Background information
What version of Open MPI are you using? (e.g., v3.0.5, v4.0.2, git branch name and hash, etc.)
4.1.1
Describe how Open MPI was installed (e.g., from a source/distribution tarball, from a git clone, from an operating system distribution package, etc.)
Built from source
If you are building/installing from a git clone, please copy-n-paste the output from git submodule status
.
Please describe the system on which you are running
- Operating system/version: CentOS Linux 7.9
- Computer hardware: Intel(R) Xeon(R) CPU
- Network type: 50 GigE
Details of the problem
I am working to tune Open MPI on a new system type.
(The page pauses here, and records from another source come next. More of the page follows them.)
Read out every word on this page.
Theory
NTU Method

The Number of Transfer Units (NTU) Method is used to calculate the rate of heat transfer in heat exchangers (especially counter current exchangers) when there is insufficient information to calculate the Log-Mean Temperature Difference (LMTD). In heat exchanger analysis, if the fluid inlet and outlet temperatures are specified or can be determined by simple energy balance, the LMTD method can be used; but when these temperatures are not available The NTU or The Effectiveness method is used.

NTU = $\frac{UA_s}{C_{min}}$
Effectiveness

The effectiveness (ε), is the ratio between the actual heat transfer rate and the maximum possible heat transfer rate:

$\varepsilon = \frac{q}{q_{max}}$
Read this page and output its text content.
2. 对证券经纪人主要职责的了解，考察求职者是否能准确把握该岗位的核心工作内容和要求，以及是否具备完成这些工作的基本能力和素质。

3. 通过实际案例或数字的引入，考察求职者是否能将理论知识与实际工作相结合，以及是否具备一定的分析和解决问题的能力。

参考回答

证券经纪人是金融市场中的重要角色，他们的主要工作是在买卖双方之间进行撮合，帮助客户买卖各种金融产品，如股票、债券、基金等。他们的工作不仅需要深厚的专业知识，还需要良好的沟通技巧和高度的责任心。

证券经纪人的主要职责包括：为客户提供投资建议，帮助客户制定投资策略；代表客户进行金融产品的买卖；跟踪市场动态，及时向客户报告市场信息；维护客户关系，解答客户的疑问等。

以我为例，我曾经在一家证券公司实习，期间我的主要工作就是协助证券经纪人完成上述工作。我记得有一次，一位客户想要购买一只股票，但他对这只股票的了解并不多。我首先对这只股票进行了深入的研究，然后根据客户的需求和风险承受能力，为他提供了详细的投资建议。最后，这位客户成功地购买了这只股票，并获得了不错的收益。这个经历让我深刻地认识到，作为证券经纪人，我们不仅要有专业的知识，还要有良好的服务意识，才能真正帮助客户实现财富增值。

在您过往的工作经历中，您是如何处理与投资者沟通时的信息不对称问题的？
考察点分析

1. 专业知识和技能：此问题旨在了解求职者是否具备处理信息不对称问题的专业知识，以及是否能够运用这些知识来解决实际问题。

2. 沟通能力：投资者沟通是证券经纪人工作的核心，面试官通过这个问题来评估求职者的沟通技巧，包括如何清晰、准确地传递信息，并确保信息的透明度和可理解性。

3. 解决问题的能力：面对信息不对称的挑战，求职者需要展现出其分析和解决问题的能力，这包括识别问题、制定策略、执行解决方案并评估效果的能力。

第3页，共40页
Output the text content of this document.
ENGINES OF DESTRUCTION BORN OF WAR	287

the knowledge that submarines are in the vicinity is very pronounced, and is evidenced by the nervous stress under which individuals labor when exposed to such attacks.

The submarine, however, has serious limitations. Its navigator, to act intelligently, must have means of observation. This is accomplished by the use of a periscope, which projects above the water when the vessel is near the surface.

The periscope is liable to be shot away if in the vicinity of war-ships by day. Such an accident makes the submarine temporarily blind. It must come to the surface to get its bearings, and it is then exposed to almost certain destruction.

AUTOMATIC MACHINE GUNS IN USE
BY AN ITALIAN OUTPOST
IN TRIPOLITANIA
By default coll/tuned is being selected and is giving so-so performance:
mpirun --mca btl_vader_single_copy_mechanism none --mca coll_base_verbose 0 --hostfile /shared/hostfile.ompi -n 128 -N 16 --bind-to core ./osu_allreduce
App launch reported: 9 (out of 9) daemons - 112 (out of 128) procs
# OSU MPI Allreduce Latency Test v5.7.1
# Size Avg Latency(us)
4 599.60
8 321.18
16 481.45
32 483.63
64 483.59
128 567.62
256 472.35
512 431.96
1024 609.19
2048 288.70
4096 355.52
8192 425.21
16384 546.61
32768 739.76
65536 1501.53
131072 2027.41
262144 1015.34
524288 1328.23
1048576 2101.48
The large messages look ok but small messages are not great.
When forcing coll/han things look way better for small messages at a huge cost to the large message performance:
mpirun --mca btl_vader_single_copy_mechanism none --mca coll_base_verbose 0 --hostfile /shared/hostfile.ompi -n 128 -N 16 --bind-to core --mca coll_han_priority 100 ./osu_allreduce
App launch reported: 9 (out of 9) daemons - 112 (out of 128) procs
# OSU MPI Allreduce Latency Test v5.7.1
# Size Avg Latency(us)
4 111.77
8 112.46
16 111.98
32 233.86
64 198.94
128 321.43
256 286.42
512 212.69
1024 305.23
2048 257.34
4096 332.50
8192 317.34
16384 359.07
32768 432.56
65536 729.18
131072 1102.87
262144 1801.27
524288 3301.01
1048576 6245.48
Is this expected? Another MPI on the system is getting 74us for the small messages (below 1k) and 1400us for 1MB messages.